A Lion's ShareFor Tufts graduate Jeremy Goodman, caring for different animals from all over the globe is all in a day’s work. South Bend, In.

Medford/Somerville, Mass. [04.01.03] Dr. Jeremy Goodman has a very unusual office. On a daily basis, he works alongside exotic species from five continents - including a white tiger, an African bullfrog, a lion and a 250-pound warthog. The lead veterinarian at the Potawatomi Zoo, the Tufts graduate oversees these and more than 400 other animals. While his job has all the makings of a TV show on "The Animal Planet," the Tufts graduate says his work isn't about excitement and adventure - it's about keeping his animals healthy.

"Certainly, what we do at the zoo isn't the same kind of activity done on TV," Goodman told the South Bend Tribune. "I do take significantly more precautions with our animals. I need to show up for work tomorrow."

As the Assistant Director of the Potawatomi Zoo in South Bend, Indiana, Goodman is the head veterinarian in charge of caring for the zoo's diverse group of animals. It can be a challenging job, Goodman says, because many of the animals only see him when they are sick or distressed.

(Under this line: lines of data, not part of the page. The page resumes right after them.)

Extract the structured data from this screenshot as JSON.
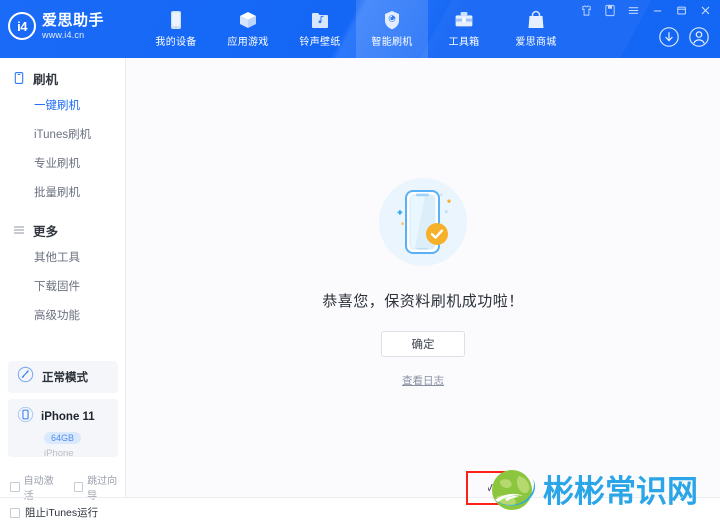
{
  "app": {
    "brand_title": "爱思助手",
    "brand_url": "www.i4.cn",
    "logo_mark": "i4",
    "accent_blue": "#1466f5",
    "link_blue": "#1a6bf7",
    "check_orange": "#f7b029"
  },
  "header": {
    "nav": [
      {
        "label": "我的设备",
        "icon": "phone-icon",
        "active": false
      },
      {
        "label": "应用游戏",
        "icon": "cube-icon",
        "active": false
      },
      {
        "label": "铃声壁纸",
        "icon": "music-folder-icon",
        "active": false
      },
      {
        "label": "智能刷机",
        "icon": "shield-refresh-icon",
        "active": true
      },
      {
        "label": "工具箱",
        "icon": "toolbox-icon",
        "active": false
      },
      {
        "label": "爱思商城",
        "icon": "shopping-bag-icon",
        "active": false
      }
    ],
    "window_controls": [
      {
        "name": "skin-icon"
      },
      {
        "name": "message-icon"
      },
      {
        "name": "menu-icon"
      },
      {
        "name": "minimize-icon"
      },
      {
        "name": "maximize-icon"
      },
      {
        "name": "close-icon"
      }
    ],
    "account": [
      {
        "name": "download-icon"
      },
      {
        "name": "user-avatar-icon"
      }
    ]
  },
  "sidebar": {
    "groups": [
      {
        "title": "刷机",
        "icon": "phone-outline-icon",
        "items": [
          {
            "label": "一键刷机",
            "active": true
          },
          {
            "label": "iTunes刷机",
            "active": false
          },
          {
            "label": "专业刷机",
            "active": false
          },
          {
            "label": "批量刷机",
            "active": false
          }
        ]
      },
      {
        "title": "更多",
        "icon": "list-icon",
        "items": [
          {
            "label": "其他工具",
            "active": false
          },
          {
            "label": "下载固件",
            "active": false
          },
          {
            "label": "高级功能",
            "active": false
          }
        ]
      }
    ],
    "mode_card": {
      "label": "正常模式",
      "icon": "mode-icon"
    },
    "device_card": {
      "name": "iPhone 11",
      "capacity": "64GB",
      "type": "iPhone",
      "icon": "device-icon"
    },
    "checkboxes": [
      {
        "label": "自动激活",
        "checked": false
      },
      {
        "label": "跳过向导",
        "checked": false
      }
    ],
    "bottom_checkbox": {
      "label": "阻止iTunes运行",
      "checked": false
    }
  },
  "main": {
    "illustration": "phone-success-illustration",
    "message": "恭喜您，保资料刷机成功啦！",
    "confirm_button": "确定",
    "log_link": "查看日志"
  },
  "annotation": {
    "highlight_color": "#ff2018",
    "boxed_text": "VI"
  },
  "watermark": {
    "text": "彬彬常识网",
    "logo": "globe-icon",
    "text_color": "#2aa6e8",
    "globe_color": "#7ac143"
  }
}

"You can see a difference in behavior when an animal is with their keeper," Goodman told the Tribune. "The stress levels do tend to get a bit higher whenever I step into the room."

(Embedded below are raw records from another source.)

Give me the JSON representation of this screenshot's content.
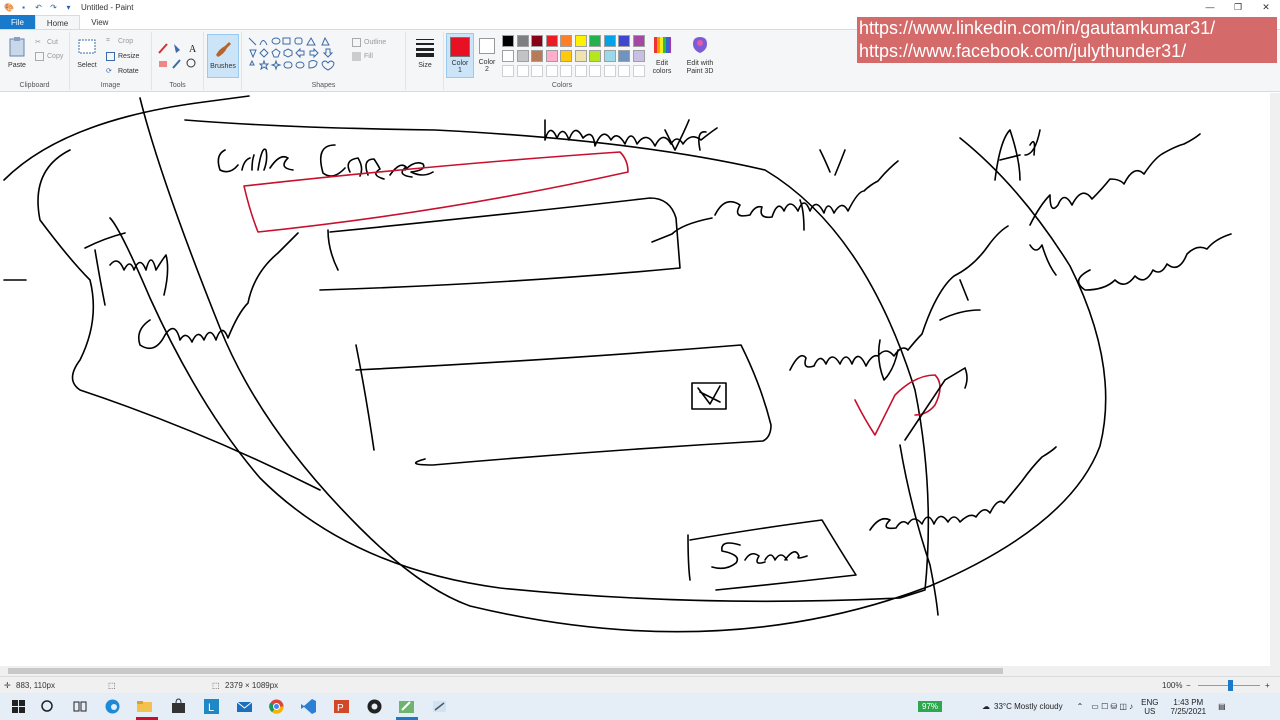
{
  "window": {
    "title": "Untitled - Paint",
    "controls": [
      "—",
      "❐",
      "✕"
    ]
  },
  "tabs": [
    {
      "label": "File"
    },
    {
      "label": "Home"
    },
    {
      "label": "View"
    }
  ],
  "ribbon": {
    "clipboard": {
      "paste": "Paste",
      "cut": "Cut",
      "copy": "Copy",
      "group": "Clipboard"
    },
    "image": {
      "select": "Select",
      "crop": "Crop",
      "resize": "Resize",
      "rotate": "Rotate",
      "group": "Image"
    },
    "tools": {
      "group": "Tools"
    },
    "brushes": {
      "label": "Brushes"
    },
    "shapes": {
      "outline": "Outline",
      "fill": "Fill",
      "group": "Shapes"
    },
    "size": {
      "label": "Size"
    },
    "color1": {
      "label": "Color",
      "sub": "1",
      "value": "#e81123"
    },
    "color2": {
      "label": "Color",
      "sub": "2",
      "value": "#ffffff"
    },
    "palette_row1": [
      "#000000",
      "#7f7f7f",
      "#880015",
      "#ed1c24",
      "#ff7f27",
      "#fff200",
      "#22b14c",
      "#00a2e8",
      "#3f48cc",
      "#a349a4"
    ],
    "palette_row2": [
      "#ffffff",
      "#c3c3c3",
      "#b97a57",
      "#ffaec9",
      "#ffc90e",
      "#efe4b0",
      "#b5e61d",
      "#99d9ea",
      "#7092be",
      "#c8bfe7"
    ],
    "edit_colors": "Edit colors",
    "paint3d": "Edit with Paint 3D",
    "colors_group": "Colors"
  },
  "overlay": {
    "linkedin": "https://www.linkedin.com/in/gautamkumar31/",
    "facebook": "https://www.facebook.com/julythunder31/"
  },
  "statusbar": {
    "cursor_pos": "883, 110px",
    "canvas_size": "2379 × 1089px",
    "zoom": "100%"
  },
  "taskbar": {
    "battery": "97%",
    "weather": "33°C  Mostly cloudy",
    "lang1": "ENG",
    "lang2": "US",
    "time": "1:43 PM",
    "date": "7/25/2021"
  },
  "colors": {
    "ribbon_bg": "#f5f6f7",
    "file_tab": "#1979ca",
    "ink_black": "#000000",
    "ink_red": "#c8102e",
    "overlay_bg": "#d46a6a"
  }
}
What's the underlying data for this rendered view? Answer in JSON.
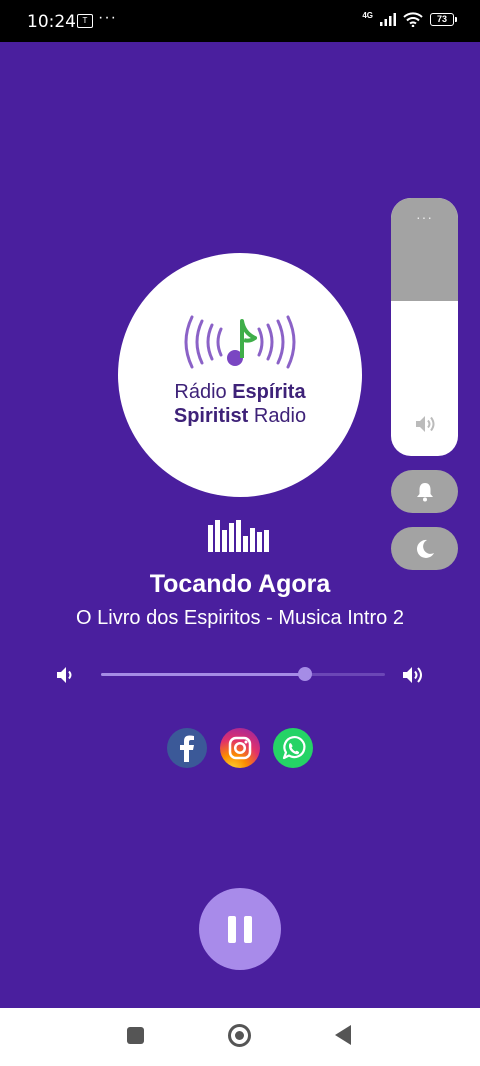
{
  "status_bar": {
    "time": "10:24",
    "notif_icon_label": "T",
    "more_dots": "···",
    "network": "4G",
    "battery": "73"
  },
  "logo": {
    "line1_regular": "Rádio ",
    "line1_bold": "Espírita",
    "line2_bold": "Spiritist",
    "line2_regular": " Radio",
    "ring_color": "#8b62c7",
    "note_color": "#3fae49"
  },
  "now_playing": {
    "title": "Tocando Agora",
    "track": "O Livro dos Espiritos - Musica Intro 2"
  },
  "volume": {
    "level": 0.72,
    "low_icon": "volume-low-icon",
    "high_icon": "volume-high-icon"
  },
  "social": [
    "facebook-icon",
    "instagram-icon",
    "whatsapp-icon"
  ],
  "system_volume_panel": {
    "dots": "···",
    "level": 0.6
  },
  "colors": {
    "background": "#4a1f9e",
    "accent": "#a88bea",
    "panel_gray": "#a3a3a3"
  }
}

Goodman - who graduated in 1996 from Tufts' School of Veterinary Medicine - conducts annual exams on the animals, as well as vaccinations, blood work-ups and surgical procedures.

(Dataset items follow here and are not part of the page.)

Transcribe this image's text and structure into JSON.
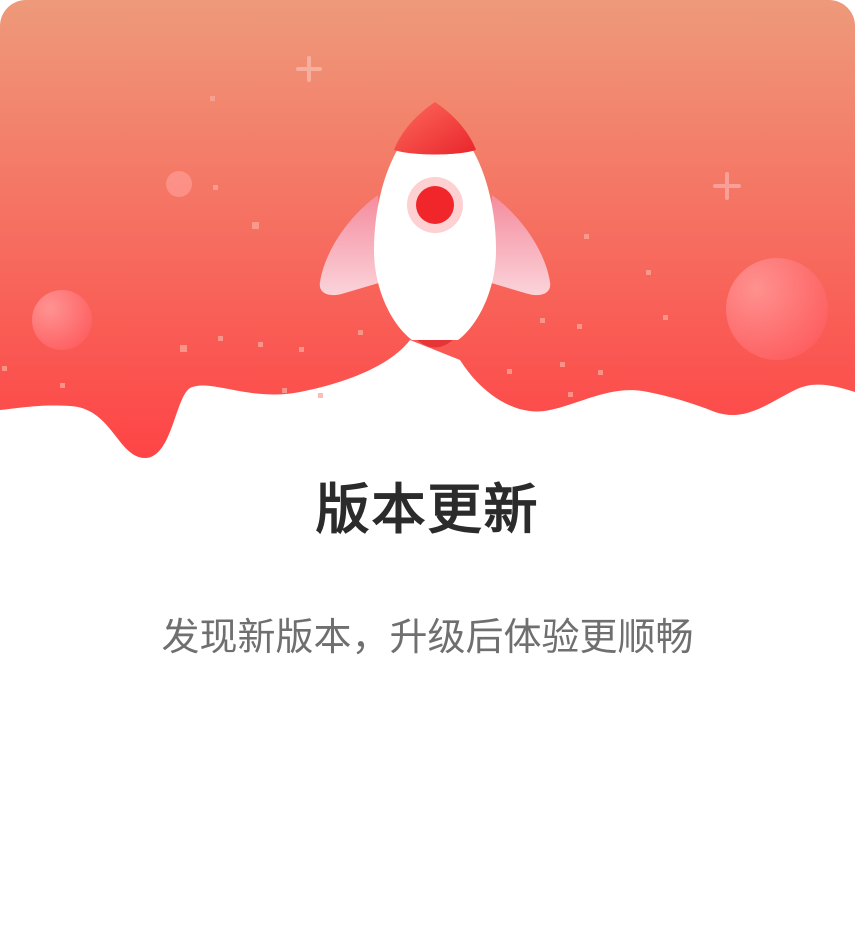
{
  "dialog": {
    "title": "版本更新",
    "message": "发现新版本，升级后体验更顺畅"
  },
  "hero": {
    "illustration": "rocket-icon",
    "colors": {
      "gradient_top": "#EE9A7A",
      "gradient_bottom": "#FE4446",
      "rocket_body": "#FFFFFF",
      "rocket_accent": "#F03A3A",
      "fin": "#F7A3B0"
    }
  }
}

"You might find him examining the X-rays of an African bullfrog or those of a tiny, 1.8-gram Peking robin," reported the Tribune.

But to the animals, some of the routine procedures Goodman performs may not seem so routine.

"Although what I am doing for them is for their own good, at times I'm sure that they don't perceive it that way," Goodman told the Tribune.

A lot of his best information about his patients comes from the zookeepers who work throughout the 22 acre zoo - the oldest in Indiana.

"I depend on our zookeepers, just as a pediatrician relies on parents to describe what is happening with their children," Goodman told the Tribune.

Goodman worked at the Potawatomi Zoo only three years before his promotion to lead vet in January. Already the Tufts graduate has had a chance to work with some unique and rare animals - including Ivory, a recently acquired 6-year-old female white tiger.

"We are very excited that this is her new home," Goodman told the Tribune.